My only big fall of the season came when I was walking, though, and it might have been the last icy day we’ll have (knock on wood). It was Saturday morning as I headed out to the barn, and it was black ice, the kind that looks like water. I fell slowly, pitching forward, trying for what felt like minutes rather than milliseconds to regain my footing before hitting the ground. And when I did hit the ground, it wasn’t as bad as it might have been. I was wearing my barn coveralls and work gloves: plenty of padding there, and even my palms showed no beads of blood, though they stung, as did my knees and a few other parts. Five minutes later in the barnyard I made a stupid mistake that involved opening a gate too wide and then not being able to prevent a cow from showing her way through it; I felt like the distraction of having fallen on the ice was partly to blame for my mindlessness.

But as of late yesterday, there’s no more ice, just mounds and mounds of mud. I went running just before dusk, and it felt wonderful under my feet: soft and yielding, with blissful traction where just days earlier there was only a slippery glaze.

As I ran, I listened to the trickle of water: from the lightly falling rain as it splashed into accumulating puddles of snowmelt. It reminded me of the scene at the end of The Long Winter, which Holly and I read together last year, in which Laura wakes up in the middle of the night toward the end of a brutal winter of nonstop blizzards and hears a trickling sound. At first she doesn’t know what it is, and then realizes it’s the first time she’s heard the sound of running water in months. She knows then that the snows are over. And it reminded me also of the dripping sound that Christopher McCandless hears in the film “Into the Wild’ as he wakes one morning in the Alaskan tundra, and he too knows it means winter is ending, though in his case it turns out to be too late for him to survive.
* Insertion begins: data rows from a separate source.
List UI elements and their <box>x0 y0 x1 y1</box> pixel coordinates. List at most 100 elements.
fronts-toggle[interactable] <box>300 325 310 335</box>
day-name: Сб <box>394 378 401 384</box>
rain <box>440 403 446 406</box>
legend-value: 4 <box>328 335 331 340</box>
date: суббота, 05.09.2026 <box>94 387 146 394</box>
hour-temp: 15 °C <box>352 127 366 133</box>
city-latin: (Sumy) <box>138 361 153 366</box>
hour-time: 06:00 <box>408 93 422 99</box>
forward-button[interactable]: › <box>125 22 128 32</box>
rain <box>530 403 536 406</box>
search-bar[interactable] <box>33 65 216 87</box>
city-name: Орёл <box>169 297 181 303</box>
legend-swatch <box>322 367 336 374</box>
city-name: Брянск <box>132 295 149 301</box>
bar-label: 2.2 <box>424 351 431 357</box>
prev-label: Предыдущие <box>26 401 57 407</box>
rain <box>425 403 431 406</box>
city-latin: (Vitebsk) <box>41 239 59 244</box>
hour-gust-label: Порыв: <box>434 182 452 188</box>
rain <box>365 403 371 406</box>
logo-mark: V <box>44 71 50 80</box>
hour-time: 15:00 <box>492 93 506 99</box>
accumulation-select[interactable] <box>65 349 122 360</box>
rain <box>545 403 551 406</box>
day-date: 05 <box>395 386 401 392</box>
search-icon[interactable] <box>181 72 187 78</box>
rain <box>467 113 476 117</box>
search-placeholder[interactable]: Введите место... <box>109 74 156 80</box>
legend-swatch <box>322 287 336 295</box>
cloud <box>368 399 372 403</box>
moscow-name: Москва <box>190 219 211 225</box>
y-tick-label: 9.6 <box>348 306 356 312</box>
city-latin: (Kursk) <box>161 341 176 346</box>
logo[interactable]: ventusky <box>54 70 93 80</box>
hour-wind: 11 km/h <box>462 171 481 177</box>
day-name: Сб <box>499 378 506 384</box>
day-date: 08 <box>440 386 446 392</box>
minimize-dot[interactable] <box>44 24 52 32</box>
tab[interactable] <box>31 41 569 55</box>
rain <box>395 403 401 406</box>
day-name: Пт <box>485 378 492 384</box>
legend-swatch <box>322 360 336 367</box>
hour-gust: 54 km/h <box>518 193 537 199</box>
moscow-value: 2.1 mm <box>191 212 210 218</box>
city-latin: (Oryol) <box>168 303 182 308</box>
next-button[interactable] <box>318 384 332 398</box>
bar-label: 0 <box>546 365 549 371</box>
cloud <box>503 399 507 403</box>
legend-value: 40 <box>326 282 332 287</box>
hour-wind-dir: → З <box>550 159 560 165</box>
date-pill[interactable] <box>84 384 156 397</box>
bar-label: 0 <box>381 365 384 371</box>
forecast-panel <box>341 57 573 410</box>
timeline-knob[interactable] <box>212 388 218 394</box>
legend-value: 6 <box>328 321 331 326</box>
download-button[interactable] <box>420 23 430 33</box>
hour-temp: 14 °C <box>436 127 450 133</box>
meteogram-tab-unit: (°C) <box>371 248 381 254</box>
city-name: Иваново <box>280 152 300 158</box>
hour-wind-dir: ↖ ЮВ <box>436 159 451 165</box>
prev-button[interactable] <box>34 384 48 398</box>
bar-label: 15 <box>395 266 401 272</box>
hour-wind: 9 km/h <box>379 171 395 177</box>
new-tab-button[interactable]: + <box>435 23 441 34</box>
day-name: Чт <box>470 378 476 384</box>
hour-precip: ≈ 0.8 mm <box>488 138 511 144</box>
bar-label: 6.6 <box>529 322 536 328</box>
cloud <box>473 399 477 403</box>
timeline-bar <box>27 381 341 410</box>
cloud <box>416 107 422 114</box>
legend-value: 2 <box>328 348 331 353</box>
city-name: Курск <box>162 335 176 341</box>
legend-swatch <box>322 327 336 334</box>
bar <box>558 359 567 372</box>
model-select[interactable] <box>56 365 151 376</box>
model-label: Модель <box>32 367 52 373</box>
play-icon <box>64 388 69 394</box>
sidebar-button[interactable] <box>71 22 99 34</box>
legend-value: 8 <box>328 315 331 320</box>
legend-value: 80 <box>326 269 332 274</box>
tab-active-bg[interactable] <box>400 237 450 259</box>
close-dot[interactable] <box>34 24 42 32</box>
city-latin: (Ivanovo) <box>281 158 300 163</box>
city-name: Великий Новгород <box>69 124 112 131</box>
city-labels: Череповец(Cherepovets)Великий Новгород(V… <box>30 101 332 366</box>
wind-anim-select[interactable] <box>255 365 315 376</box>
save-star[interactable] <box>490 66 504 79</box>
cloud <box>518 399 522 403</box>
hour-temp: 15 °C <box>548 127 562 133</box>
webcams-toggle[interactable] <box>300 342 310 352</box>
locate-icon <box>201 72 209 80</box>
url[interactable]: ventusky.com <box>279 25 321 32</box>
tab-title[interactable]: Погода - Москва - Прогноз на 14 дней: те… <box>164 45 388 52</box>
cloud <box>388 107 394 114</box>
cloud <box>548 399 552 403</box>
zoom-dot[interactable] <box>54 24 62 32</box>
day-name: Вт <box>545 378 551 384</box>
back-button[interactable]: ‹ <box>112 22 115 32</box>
Survival, mercifully, isn’t the issue here as ice turns to water and creates mud: it’s purely psychological and not a matter of life and death to know that the temperature is rising and the ice is receding. Temperatures in the forties are predicted all week; I shouldn’t have problems with ice again for the foreseeable future, and that’s a huge relief. Mud. I never knew what a comfort it could be, but this week, mud represents the best meteorological development I could hope to see.